Selain Qawaid ada juga istilah Dabitah. Dabitah adalah memfokuskan penerapannya dalam topik-topik yang induvidual. Sementara Qawaid atau Qaidah adalah satu aturan yang umum yang dapat diterapkan pada semua spesifikasi yang terdapat dalam beberapa bab Fiqh. Misalnya ada Kaidah “Suatu perbuatan dinilai dari niat di balik perbuatan itu” yang diterapkan pada berbagai bidang seperti ibadah, transaksi, hukum kriminal dan lain-lain.
Sumber dan asal Qawaid dapat dikelompokkan ke dalam beberapa kategori :
1.      Qawaid yang diturunkan dari teks Alquran dan Hadis Rasulullah SAW. Contohnya, kaidah ‘Dasar dari segala perbuatan adalah maksud perbuatan tersebut” diturunkan dari hadist yang terkenal : “Innamal A’malu binniyat (yang artinya : “Sesungguhnya amal perbuatan itu tergantung pada niatnya)”.[8] Begitu juga dengan kaidah “Kesulitan dapat memunculkan kemudahan” didasarkan pada sejumlah ayat Alquran yang memberikan suatu kemudahan ketika mengalami keadaan sulit.
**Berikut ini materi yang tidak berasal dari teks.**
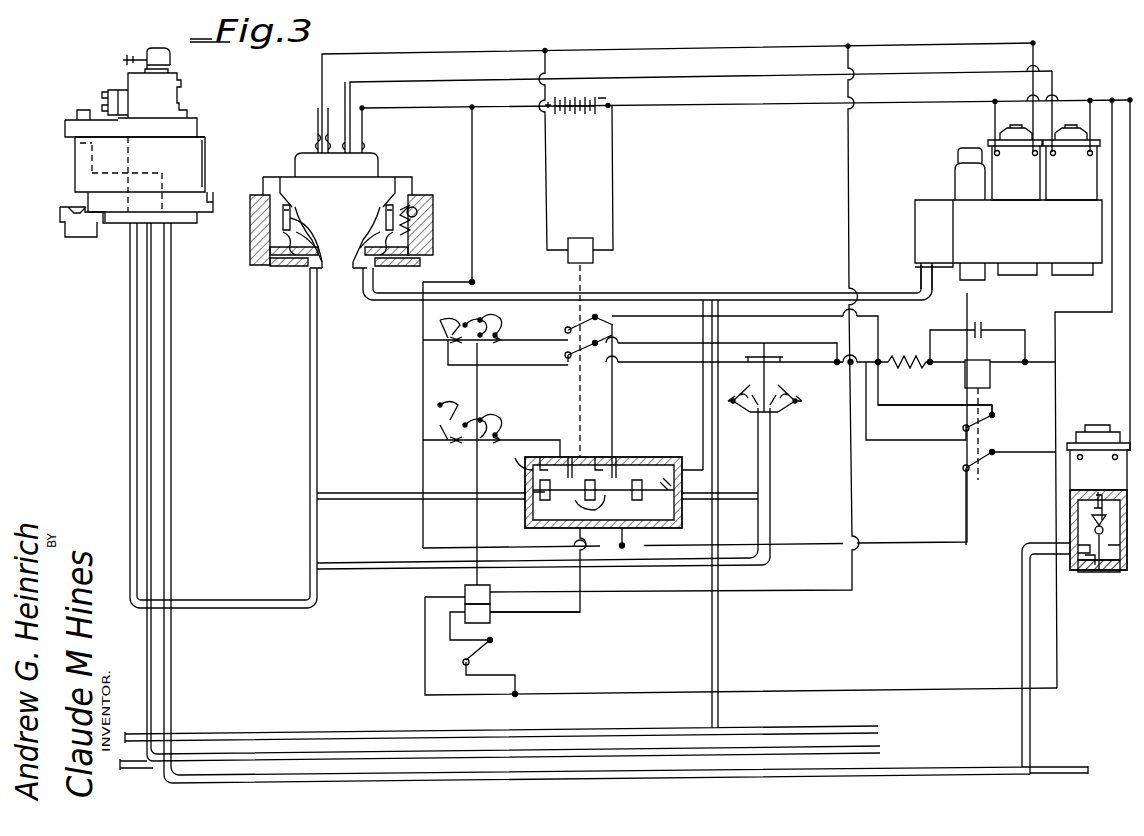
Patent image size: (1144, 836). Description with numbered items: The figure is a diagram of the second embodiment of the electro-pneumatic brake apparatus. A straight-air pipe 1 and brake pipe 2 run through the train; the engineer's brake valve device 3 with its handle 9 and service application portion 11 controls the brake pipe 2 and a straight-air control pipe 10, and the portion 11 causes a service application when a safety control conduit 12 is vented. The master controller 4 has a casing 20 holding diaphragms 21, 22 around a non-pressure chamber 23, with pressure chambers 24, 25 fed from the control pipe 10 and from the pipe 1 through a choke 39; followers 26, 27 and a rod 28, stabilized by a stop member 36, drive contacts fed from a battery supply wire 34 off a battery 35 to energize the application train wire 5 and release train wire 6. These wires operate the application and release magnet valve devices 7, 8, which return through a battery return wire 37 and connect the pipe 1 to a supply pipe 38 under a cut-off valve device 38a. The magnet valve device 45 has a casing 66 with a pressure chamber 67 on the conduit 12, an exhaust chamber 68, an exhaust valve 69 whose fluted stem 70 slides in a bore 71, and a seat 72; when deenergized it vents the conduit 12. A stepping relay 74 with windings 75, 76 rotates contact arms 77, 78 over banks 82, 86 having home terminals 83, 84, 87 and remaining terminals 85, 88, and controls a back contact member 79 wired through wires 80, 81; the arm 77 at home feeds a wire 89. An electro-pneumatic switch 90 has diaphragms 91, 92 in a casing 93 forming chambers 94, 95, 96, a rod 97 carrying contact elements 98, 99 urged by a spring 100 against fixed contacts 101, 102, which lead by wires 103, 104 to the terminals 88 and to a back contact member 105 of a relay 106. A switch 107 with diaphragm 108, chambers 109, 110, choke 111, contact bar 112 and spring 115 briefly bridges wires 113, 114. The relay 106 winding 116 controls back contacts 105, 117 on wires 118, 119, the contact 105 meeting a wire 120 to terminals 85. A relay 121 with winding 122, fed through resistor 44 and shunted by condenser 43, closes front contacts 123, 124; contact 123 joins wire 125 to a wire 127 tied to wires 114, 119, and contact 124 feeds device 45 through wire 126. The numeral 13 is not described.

The straight-air pipe 1 is at (700, 290).
The brake pipe 2 is at (147, 633).
The engineer's automatic brake valve device 3 is at (138, 153).
The electro-pneumatic master controller 4 is at (284, 164).
The application train wire 5 is at (545, 47).
The release train wire 6 is at (715, 78).
The application magnet valve device 7 is at (987, 131).
The release magnet valve device 8 is at (1112, 104).
The handle 9 is at (127, 58).
The straight-air control pipe 10 is at (310, 382).
The service application portion 11 is at (78, 136).
The safety control conduit 12 is at (172, 450).
The port 13 is at (1090, 568).
The sectionalized hollow casing 20 is at (405, 212).
The flexible diaphragm 21 is at (280, 252).
The flexible diaphragm 22 is at (430, 233).
The non-pressure chamber 23 is at (315, 246).
The pressure chamber 24 is at (262, 230).
The pressure chamber 25 is at (428, 248).
The follower 26 is at (296, 217).
The follower 27 is at (390, 215).
The rod 28 is at (318, 225).
The battery supply wire 34 is at (322, 116).
The battery 35 is at (580, 108).
The spring supported stop member 36 is at (420, 216).
The battery return wire 37 is at (612, 182).
The fluid pressure supply pipe 38 is at (918, 272).
The cut-off valve device 38a is at (948, 184).
The choke 39 is at (420, 260).
The condenser 43 is at (983, 325).
The resistor 44 is at (900, 356).
The magnet valve device 45 is at (1062, 482).
The sectionalized casing 66 is at (1102, 505).
The pressure chamber 67 is at (1125, 565).
The exhaust chamber 68 is at (1105, 520).
The exhaust valve 69 is at (1093, 528).
The fluted stem 70 is at (1099, 572).
The bore 71 is at (1085, 548).
The seat 72 is at (1094, 500).
The stepping relay 74 is at (445, 584).
The operate winding 75 is at (488, 590).
The operate winding 76 is at (490, 616).
The double-edged contact arm 77 is at (470, 370).
The double-edged contact arm 78 is at (468, 445).
The back contact member 79 is at (488, 655).
The wire 80 is at (575, 614).
The wire 81 is at (452, 640).
The bank 82 is at (500, 318).
The home terminal 83 is at (422, 343).
The adjacent terminal 84 is at (440, 322).
The remaining terminals 85 is at (461, 327).
The bank 86 is at (502, 432).
The home terminal 87 is at (438, 428).
The remaining terminals 88 is at (443, 405).
The wire 89 is at (515, 365).
The electro-pneumatic switch 90 is at (658, 435).
The flexible diaphragm 91 is at (506, 463).
The flexible diaphragm 92 is at (668, 462).
The hollow cylindrical casing 93 is at (676, 468).
The non-pressure chamber 94 is at (622, 548).
The pressure chamber 95 is at (530, 512).
The atmospheric chamber 96 is at (712, 500).
The rod 97 is at (591, 509).
The contact element 98 is at (592, 458).
The contact element 99 is at (628, 460).
The helical spring 100 is at (705, 478).
The non-yieldable contact element 101 is at (552, 457).
The non-yieldable contact element 102 is at (598, 457).
The wire 103 is at (550, 398).
The wire 104 is at (612, 385).
The back contact member 105 is at (570, 316).
The relay 106 is at (549, 355).
The switch 107 is at (800, 400).
The flexible diaphragm 108 is at (734, 415).
The pressure chamber 109 is at (772, 415).
The non-pressure chamber 110 is at (782, 395).
The choke 111 is at (770, 436).
The contact bar 112 is at (770, 352).
The wire 113 is at (680, 366).
The wire 114 is at (825, 345).
The helical spring 115 is at (760, 400).
The winding 116 is at (580, 240).
The back contact member 117 is at (604, 362).
The wire 118 is at (655, 314).
The wire 119 is at (680, 362).
The wire 120 is at (558, 355).
The relay 121 is at (1006, 429).
The winding 122 is at (978, 372).
The front contact member 123 is at (985, 420).
The front contact member 124 is at (962, 474).
The wire 125 is at (948, 405).
The wire 126 is at (1005, 450).
The wire 127 is at (890, 440).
Seperti tercantum dalam Alquran Surat Al-Baqarah ayat 185 yang berbunyi :
شَهْرُ رَمَضَانَ الَّذِيَ أُنزِلَ فِيهِ الْقُرْآنُ هُدًى لِّلنَّاسِ وَبَيِّنَاتٍ مِّنَ الْهُدَى وَالْفُرْقَانِ فَمَن شَهِدَ مِنكُمُ الشَّهْرَ فَلْيَصُمْهُ وَمَن كَانَ مَرِيضاً أَوْ عَلَى سَفَرٍ فَعِدَّةٌ مِّنْ أَيَّامٍ أُخَرَ يُرِيدُ اللّهُ بِكُمُ الْيُسْرَ وَلاَ يُرِيدُ بِكُمُ الْعُسْرَ وَلِتُكْمِلُواْ الْعِدَّةَ وَلِتُكَبِّرُواْ اللّهَ عَلَى مَا هَدَاكُمْ وَلَعَلَّكُمْ تَشْكُرُونَ ﴿١٨٥﴾
185. (Beberapa hari yang ditentukan itu ialah) bulan Ramadhan, bulan yang di dalamnya diturunkan (permulaan) Al Qur'an sebagai petunjuk bagi manusia dan penjelasan-penjelasan mengenai petunjuk itu dan pembeda (antara yang hak dan yang bathil). Karena itu, barangsiapa di antara kamu hadir (di negeri tempat tinggalnya) di bulan itu, maka hendaklah ia berpuasa pada bulan itu, dan barangsiapa sakit atau dalam perjalanan (lalu ia berbuka), maka (wajiblah baginya berpuasa), sebanyak hari yang ditinggalkannya itu, pada hari-hari yang lain. Allah menghendaki kemudahan bagimu, dan tidak menghendaki kesukaran bagimu. Dan hendaklah kamu mencukupkan bilangannya dan hendaklah kamu mengagungkan Allah atas petunjuk-Nya yang diberikan kepadamu, supaya kamu bersyukur.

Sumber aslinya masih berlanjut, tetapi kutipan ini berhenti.